Il giorno ven, 28/01/2011 alle 00.14 +0100, Marjorie Burghart ha scritto:
Dear Digital Medievalists,
I guess I can safely assume that several people here have an experience teaching the TEI, specifically to an audience of medievalists or historians. After teaching some workshops, I feel more and more that it is highly efficient to teach the TEI not alone, isolated, as a means to encode documents in a smart way, but putting the TEI XML at the center of the other technologies that make its interest immediately evident to the students.

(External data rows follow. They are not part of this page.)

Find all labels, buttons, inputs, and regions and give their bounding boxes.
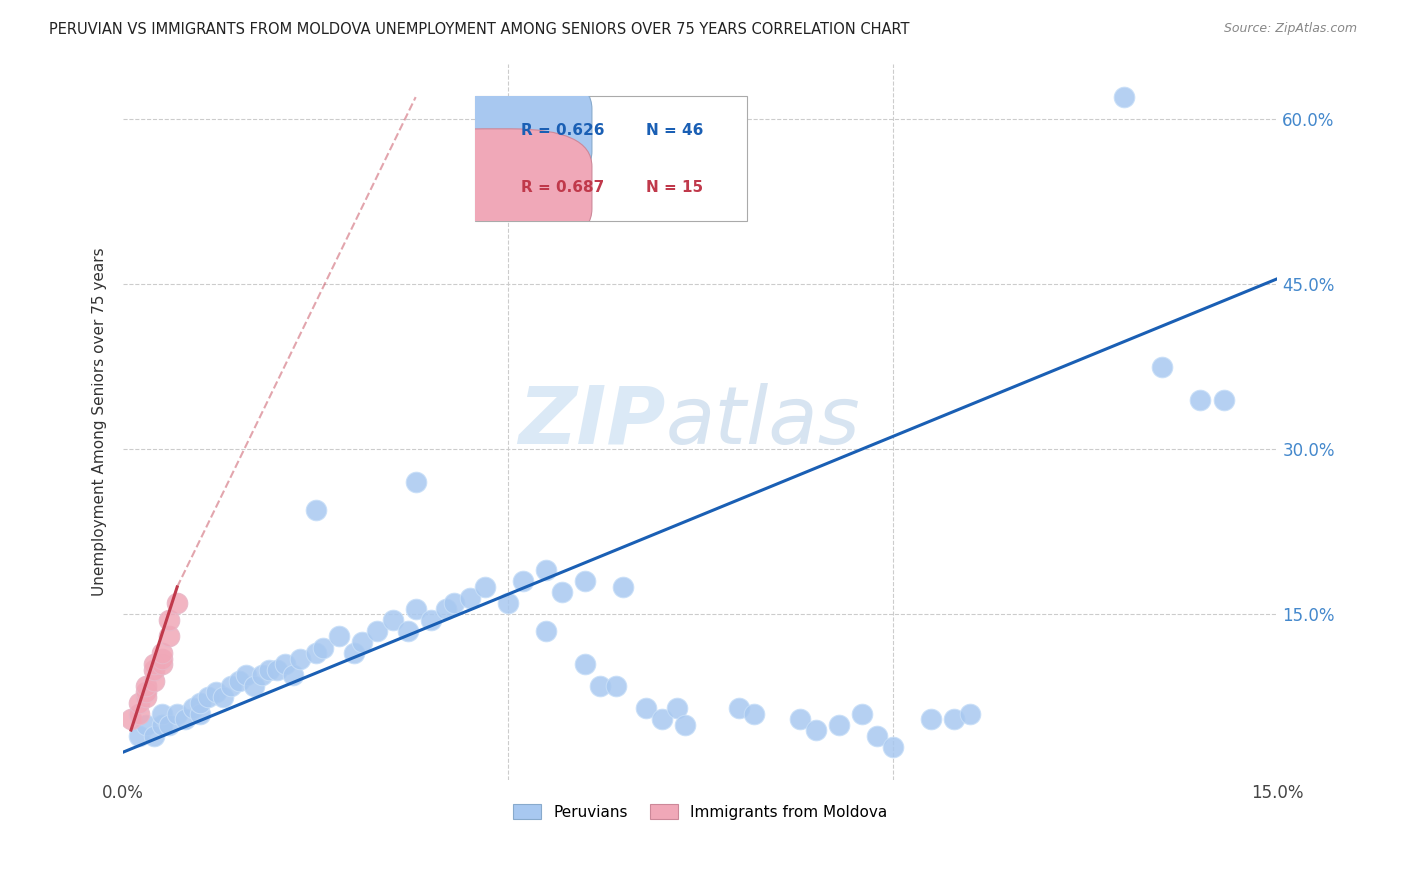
Point bbox=[228, 673, 250, 688]
Point bbox=[150, 646, 173, 660]
Point bbox=[188, 696, 211, 710]
Point bbox=[866, 729, 889, 743]
Point bbox=[920, 712, 942, 726]
Point bbox=[305, 503, 328, 517]
Point bbox=[281, 668, 304, 682]
Point bbox=[150, 651, 173, 665]
Point bbox=[150, 717, 173, 731]
Point bbox=[343, 646, 366, 660]
Point bbox=[173, 712, 195, 726]
Point bbox=[366, 624, 388, 638]
Point bbox=[259, 663, 281, 677]
Point bbox=[143, 657, 166, 671]
Point bbox=[551, 585, 574, 599]
Point bbox=[166, 706, 188, 721]
Point bbox=[512, 574, 534, 589]
Point bbox=[943, 712, 966, 726]
Legend: Peruvians, Immigrants from Moldova: Peruvians, Immigrants from Moldova bbox=[508, 797, 894, 826]
Point bbox=[128, 729, 150, 743]
Point bbox=[536, 624, 558, 638]
Point bbox=[328, 630, 350, 644]
Point bbox=[420, 613, 443, 627]
Point bbox=[496, 597, 519, 611]
Point bbox=[143, 673, 166, 688]
Point bbox=[290, 651, 312, 665]
Point bbox=[828, 717, 851, 731]
Point bbox=[143, 663, 166, 677]
Point bbox=[135, 679, 157, 693]
Point bbox=[143, 729, 166, 743]
Point bbox=[120, 712, 142, 726]
Point bbox=[128, 696, 150, 710]
Point bbox=[197, 690, 219, 704]
Point bbox=[666, 701, 689, 715]
Point bbox=[135, 684, 157, 698]
Point bbox=[851, 706, 873, 721]
Point bbox=[150, 657, 173, 671]
Point bbox=[742, 706, 765, 721]
Point bbox=[405, 602, 427, 616]
Point bbox=[305, 646, 328, 660]
Point bbox=[574, 574, 596, 589]
Point bbox=[159, 613, 181, 627]
Point bbox=[266, 663, 288, 677]
Point bbox=[166, 597, 188, 611]
Point bbox=[219, 679, 242, 693]
Point bbox=[181, 701, 204, 715]
Text: ZIP: ZIP bbox=[519, 383, 665, 461]
Point bbox=[673, 717, 696, 731]
Point bbox=[789, 712, 811, 726]
Point bbox=[159, 630, 181, 644]
Point bbox=[612, 580, 634, 594]
Point bbox=[443, 597, 465, 611]
Point bbox=[235, 668, 257, 682]
Point bbox=[574, 657, 596, 671]
Point bbox=[188, 706, 211, 721]
Point bbox=[350, 635, 373, 649]
Point bbox=[804, 723, 827, 737]
Point bbox=[458, 591, 481, 605]
Point bbox=[312, 640, 335, 655]
Point bbox=[474, 580, 496, 594]
Point bbox=[159, 717, 181, 731]
Point bbox=[636, 701, 658, 715]
Point bbox=[135, 690, 157, 704]
Point bbox=[274, 657, 297, 671]
Point bbox=[589, 679, 612, 693]
Point bbox=[250, 668, 273, 682]
Point bbox=[212, 690, 235, 704]
Text: PERUVIAN VS IMMIGRANTS FROM MOLDOVA UNEMPLOYMENT AMONG SENIORS OVER 75 YEARS COR: PERUVIAN VS IMMIGRANTS FROM MOLDOVA UNEM… bbox=[49, 22, 910, 37]
Point bbox=[1189, 392, 1212, 407]
Point bbox=[243, 679, 266, 693]
Point bbox=[959, 706, 981, 721]
Point bbox=[150, 706, 173, 721]
Point bbox=[204, 684, 226, 698]
Point bbox=[536, 564, 558, 578]
Point bbox=[882, 739, 904, 754]
Point bbox=[1212, 392, 1234, 407]
Point bbox=[381, 613, 404, 627]
Point bbox=[405, 475, 427, 490]
Point bbox=[135, 717, 157, 731]
Point bbox=[1150, 359, 1173, 374]
Text: Source: ZipAtlas.com: Source: ZipAtlas.com bbox=[1223, 22, 1357, 36]
Point bbox=[1112, 90, 1135, 104]
Point bbox=[436, 602, 458, 616]
Point bbox=[396, 624, 419, 638]
Point bbox=[727, 701, 749, 715]
Point bbox=[605, 679, 627, 693]
Point bbox=[128, 706, 150, 721]
Point bbox=[651, 712, 673, 726]
Text: atlas: atlas bbox=[665, 383, 860, 461]
Y-axis label: Unemployment Among Seniors over 75 years: Unemployment Among Seniors over 75 years bbox=[93, 247, 107, 596]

I totally agree with that. My current practice (after teaching a bit of theory on markup, and the TEI fundamentals):
- teach some XSLT and have students experiment with it at once: this is really useful to put to test some of the key concepts I explained before (form-content separation, importance of selecting carefully *what* to markup, what Torsten wrote about visualizing the intended result in adnvance, etc.); - have them use IMT to learn about with <facsimile> and friends; - have them prepare a little encoding project to be discussed during the final exam: they choose the text, explain to me their markup strategy, then do everything on their own, including creating a custom schema (using Roma) and XSLT style sheets to produce an HTML version ... this is incredibly useful to expose lingering misconceptions and to really learn what is like to work on a 'real' markup project.
So far I'm quite satisfied with this sequence, will look into the versioning machine too :) unfortunately I doubt I'd have the time to explain XML DBs (that would be needed as well, of course).